MEPs for data protection
In March, MEPs voted overwhelmingly to adopt data protection reform, as drafted by the German Green MEP Jan Philipp Albrecht. The new regulation tightens the EU’s existing data protection rules and calls for strict safeguards to protect citizens’ data when it is transferred to non-EU states. MEPs in the next European Parliament — which will be formed after the May 25 elections — will have a solid position to work from.
Albrecht, an MEP who is active on the privacy front, called the European court’s ruling a “major victory for civil rights in Europe,” adding that the “blanket, unjustified collection and retention of telecommunications data in the EU must now stop.” He also criticized the German government and the European Commission for continuing to “advocate in favor of data retention and other types of unfounded, unjustified blanket surveillance, for example through the air passenger data system.”

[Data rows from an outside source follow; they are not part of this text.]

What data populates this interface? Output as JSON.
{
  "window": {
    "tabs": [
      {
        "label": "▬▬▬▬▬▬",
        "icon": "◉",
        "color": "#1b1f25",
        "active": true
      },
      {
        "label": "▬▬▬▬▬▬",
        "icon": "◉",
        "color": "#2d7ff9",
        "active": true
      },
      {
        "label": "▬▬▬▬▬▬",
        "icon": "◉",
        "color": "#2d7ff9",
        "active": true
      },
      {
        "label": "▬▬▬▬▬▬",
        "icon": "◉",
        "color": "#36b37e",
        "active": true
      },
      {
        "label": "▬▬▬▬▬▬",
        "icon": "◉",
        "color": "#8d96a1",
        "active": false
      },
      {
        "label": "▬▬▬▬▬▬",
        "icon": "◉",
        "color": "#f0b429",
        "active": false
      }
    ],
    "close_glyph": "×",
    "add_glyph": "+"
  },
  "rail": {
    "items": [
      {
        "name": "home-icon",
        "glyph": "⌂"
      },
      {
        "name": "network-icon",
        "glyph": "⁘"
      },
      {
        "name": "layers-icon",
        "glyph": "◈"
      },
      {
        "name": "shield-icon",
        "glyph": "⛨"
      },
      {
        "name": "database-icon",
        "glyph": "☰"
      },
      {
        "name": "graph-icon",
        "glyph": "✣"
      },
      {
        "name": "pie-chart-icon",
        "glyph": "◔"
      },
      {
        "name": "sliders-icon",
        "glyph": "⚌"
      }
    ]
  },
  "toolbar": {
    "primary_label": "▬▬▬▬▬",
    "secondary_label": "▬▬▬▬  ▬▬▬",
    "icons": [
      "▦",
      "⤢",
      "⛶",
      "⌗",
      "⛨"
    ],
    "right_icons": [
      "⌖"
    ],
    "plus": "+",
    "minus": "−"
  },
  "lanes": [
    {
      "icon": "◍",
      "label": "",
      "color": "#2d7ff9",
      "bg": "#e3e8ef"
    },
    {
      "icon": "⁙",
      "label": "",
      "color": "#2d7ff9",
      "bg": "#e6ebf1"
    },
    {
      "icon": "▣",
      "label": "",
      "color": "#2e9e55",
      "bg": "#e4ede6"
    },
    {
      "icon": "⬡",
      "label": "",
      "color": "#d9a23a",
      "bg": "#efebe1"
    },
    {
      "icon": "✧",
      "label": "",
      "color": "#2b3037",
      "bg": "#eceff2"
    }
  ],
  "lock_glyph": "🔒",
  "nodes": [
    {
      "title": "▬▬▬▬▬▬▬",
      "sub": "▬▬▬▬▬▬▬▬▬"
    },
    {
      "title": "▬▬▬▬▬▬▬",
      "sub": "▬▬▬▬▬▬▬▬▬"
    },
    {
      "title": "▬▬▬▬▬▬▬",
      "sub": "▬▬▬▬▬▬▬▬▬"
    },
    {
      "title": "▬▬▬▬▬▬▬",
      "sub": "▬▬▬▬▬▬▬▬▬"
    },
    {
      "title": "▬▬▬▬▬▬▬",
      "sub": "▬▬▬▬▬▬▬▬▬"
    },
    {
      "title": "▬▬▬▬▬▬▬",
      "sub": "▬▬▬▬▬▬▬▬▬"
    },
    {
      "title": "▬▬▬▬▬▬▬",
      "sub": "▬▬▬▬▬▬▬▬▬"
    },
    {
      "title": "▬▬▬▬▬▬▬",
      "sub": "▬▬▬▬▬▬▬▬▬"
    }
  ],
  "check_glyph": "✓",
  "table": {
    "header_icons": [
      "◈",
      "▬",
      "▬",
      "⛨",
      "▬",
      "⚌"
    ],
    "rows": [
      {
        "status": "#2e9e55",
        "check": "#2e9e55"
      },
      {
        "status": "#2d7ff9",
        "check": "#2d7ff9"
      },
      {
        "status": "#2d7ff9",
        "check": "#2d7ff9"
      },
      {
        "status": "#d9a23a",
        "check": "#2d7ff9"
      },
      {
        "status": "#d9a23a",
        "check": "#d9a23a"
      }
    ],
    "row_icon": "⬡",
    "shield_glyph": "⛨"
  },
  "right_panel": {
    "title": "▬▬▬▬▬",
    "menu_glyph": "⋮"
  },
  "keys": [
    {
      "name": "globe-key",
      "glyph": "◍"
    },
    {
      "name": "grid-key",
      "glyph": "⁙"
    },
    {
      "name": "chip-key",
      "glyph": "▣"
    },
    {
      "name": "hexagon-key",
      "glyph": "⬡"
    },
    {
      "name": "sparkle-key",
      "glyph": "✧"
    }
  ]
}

Albrecht has also submitted clear parliamentary questions on this issue to the European Commission. He asked whether the EU institution would now submit a proposal to terminate the agreement on the transfer of passenger name records to the U.S. and if it would terminate the agreement on the transfer of SWIFT banking data to U.S. authorities.
In an interview with the Irish Times, the German MEP said he receives many letters from leading civil rights groups in the U.S. and around the world. He said these groups are convinced that Europe is the only one that “can take a stand on digital privacy” and “it’s the only place with such an advanced debate and the only place where governments have the strength to do it.”
Addressing digital privacy in the U.S., however, may not require EU intervention. In March, Washington announced that it was preparing legislation that would end the NSA’s surveillance and data storage that affects millions of U.S. citizens. The government could still access much of this information via a court order, though, especially to obtain information related to terrorism.